A contributor-facing map of how the Groovy compiler and runtime are organised in this repository. This document is for people working on Groovy. For documentation aimed at people using Groovy, see https://groovy.apache.org/ and the AsciiDoc sources under src/spec/doc/ and subprojects/<module>/src/spec/doc/.
This is an overview, not a reference. It exists to give a new contributor — human or AI — enough orientation to read the code productively and to avoid a small set of common mis-steps. Code is the source of truth; this document is a pointer file.

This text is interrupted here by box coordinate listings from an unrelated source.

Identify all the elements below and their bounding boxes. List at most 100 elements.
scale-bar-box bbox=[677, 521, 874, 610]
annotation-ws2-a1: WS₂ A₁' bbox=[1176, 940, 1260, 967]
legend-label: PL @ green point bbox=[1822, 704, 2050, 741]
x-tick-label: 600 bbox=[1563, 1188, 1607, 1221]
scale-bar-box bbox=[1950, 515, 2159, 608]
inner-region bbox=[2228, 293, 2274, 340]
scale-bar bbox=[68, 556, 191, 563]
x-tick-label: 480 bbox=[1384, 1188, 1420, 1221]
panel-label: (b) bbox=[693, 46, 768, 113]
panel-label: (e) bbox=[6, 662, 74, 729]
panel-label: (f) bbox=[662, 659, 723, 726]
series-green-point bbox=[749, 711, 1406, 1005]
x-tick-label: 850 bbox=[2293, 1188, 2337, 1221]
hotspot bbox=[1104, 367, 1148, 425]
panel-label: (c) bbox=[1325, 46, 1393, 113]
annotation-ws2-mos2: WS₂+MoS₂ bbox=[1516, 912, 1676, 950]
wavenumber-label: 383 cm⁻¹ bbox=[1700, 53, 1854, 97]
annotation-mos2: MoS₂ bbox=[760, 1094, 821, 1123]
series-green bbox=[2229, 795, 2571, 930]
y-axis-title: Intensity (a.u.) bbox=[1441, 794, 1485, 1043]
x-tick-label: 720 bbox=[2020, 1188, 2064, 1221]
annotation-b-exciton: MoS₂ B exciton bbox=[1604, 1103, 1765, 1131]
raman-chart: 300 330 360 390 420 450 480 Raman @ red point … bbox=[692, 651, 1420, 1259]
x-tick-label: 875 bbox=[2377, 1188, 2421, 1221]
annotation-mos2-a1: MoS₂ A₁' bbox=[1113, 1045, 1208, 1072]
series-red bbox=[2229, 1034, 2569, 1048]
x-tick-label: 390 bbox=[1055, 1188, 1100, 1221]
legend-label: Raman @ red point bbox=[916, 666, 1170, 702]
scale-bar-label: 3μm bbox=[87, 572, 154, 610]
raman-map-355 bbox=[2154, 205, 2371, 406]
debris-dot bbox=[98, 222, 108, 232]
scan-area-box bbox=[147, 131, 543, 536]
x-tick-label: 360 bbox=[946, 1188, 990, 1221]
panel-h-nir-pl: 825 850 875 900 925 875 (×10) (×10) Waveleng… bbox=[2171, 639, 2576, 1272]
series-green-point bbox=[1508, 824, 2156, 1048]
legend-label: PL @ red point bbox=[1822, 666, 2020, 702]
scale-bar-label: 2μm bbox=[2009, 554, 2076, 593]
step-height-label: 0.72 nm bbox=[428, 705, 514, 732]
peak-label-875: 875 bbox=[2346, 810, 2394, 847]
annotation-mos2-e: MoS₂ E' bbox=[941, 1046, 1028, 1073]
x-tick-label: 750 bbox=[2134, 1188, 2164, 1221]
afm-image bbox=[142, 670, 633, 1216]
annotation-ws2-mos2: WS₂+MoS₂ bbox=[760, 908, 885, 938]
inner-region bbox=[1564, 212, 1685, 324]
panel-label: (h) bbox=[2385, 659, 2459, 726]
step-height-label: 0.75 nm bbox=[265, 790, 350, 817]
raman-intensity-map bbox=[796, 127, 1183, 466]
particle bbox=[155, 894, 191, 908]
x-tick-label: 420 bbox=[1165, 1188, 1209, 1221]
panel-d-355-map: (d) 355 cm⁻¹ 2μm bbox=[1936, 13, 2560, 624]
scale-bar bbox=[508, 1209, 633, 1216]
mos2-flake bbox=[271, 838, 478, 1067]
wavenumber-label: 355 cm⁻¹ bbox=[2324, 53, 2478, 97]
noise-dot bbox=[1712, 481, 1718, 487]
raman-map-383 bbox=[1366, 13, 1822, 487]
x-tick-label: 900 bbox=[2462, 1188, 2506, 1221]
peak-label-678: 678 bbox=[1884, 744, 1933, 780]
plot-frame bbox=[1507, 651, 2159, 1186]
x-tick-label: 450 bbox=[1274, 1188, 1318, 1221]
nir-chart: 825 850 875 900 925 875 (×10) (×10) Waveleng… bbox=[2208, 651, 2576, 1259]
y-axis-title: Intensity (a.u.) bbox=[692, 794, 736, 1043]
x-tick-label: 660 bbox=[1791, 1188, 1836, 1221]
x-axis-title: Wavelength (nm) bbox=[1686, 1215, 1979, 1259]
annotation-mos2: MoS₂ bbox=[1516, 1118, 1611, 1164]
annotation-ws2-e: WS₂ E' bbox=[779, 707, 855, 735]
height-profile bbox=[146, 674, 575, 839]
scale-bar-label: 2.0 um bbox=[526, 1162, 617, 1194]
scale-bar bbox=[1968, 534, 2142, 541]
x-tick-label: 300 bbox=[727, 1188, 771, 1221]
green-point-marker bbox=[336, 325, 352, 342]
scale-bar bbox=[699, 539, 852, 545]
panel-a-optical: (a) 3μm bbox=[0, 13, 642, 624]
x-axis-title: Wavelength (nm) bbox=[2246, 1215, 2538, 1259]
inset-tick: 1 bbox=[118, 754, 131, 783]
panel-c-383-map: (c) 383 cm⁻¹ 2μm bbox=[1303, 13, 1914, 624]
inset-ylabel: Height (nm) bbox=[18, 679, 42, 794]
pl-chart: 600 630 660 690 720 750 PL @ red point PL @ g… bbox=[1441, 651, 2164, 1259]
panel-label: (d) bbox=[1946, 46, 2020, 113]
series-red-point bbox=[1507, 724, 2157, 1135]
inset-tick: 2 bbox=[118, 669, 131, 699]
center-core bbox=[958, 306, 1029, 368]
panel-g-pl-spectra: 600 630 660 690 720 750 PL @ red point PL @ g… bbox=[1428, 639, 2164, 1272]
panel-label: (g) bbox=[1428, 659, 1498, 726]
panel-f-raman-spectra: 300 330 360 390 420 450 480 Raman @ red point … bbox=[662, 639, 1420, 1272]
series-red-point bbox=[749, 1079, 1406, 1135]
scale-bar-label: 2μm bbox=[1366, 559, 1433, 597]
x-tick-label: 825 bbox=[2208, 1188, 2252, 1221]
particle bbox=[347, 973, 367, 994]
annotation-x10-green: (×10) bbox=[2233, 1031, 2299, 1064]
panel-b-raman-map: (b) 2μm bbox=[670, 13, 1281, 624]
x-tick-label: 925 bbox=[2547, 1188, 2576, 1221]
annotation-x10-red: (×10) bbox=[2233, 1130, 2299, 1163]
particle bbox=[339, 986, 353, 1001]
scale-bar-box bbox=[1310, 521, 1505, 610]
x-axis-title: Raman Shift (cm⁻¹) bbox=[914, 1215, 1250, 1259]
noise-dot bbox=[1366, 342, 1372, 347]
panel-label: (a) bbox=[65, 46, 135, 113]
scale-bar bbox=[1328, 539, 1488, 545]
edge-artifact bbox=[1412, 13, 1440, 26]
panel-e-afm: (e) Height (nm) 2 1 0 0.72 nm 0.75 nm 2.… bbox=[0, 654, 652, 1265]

| Path | What lives there |
|---|---|
src/main/java/org/codehaus/groovy/ | Core compiler and runtime (legacy package — most of the codebase) |
src/main/java/org/apache/groovy/ | Newer code added under the org.apache.groovy.* package convention |
src/main/java/groovy/ | User-facing API (groovy.lang.*, groovy.util.*, etc.) |
src/main/groovy/ | Groovy sources compiled into the core jar |
src/main/resources/ | Service files, META-INF, default scripts |
src/antlr/ | ANTLR4 grammar (GroovyLexer.g4, GroovyParser.g4) — see “Generated code” below |
src/spec/doc/ | User-facing AsciiDoc reference docs |
src/spec/test/ | Executable Groovy snippets include::'d by the AsciiDoc sources |
src/test/ | JUnit / Spock tests for the core jar |
subprojects/ | ~50 modular subprojects (groovy-json, groovy-sql, groovy-xml, groovy-typecheckers, parser-antlr4 wiring, etc.) |
subprojects/groovy-binary/ | Aggregator that produces the final distribution and the published spec |
subprojects/binary-compatibility/ | Enforces public-API binary compatibility across releases |
subprojects/tests-preview/ | Tests that depend on preview JDK features |
bootstrap/, buildSrc/, build-logic/ | Build infrastructure (Gradle convention plugins, bootstrap helpers) |
When in doubt, prefer adding new code under org.apache.groovy.*; the older org.codehaus.groovy.* packages remain for legacy reasons but are kept stable for compatibility.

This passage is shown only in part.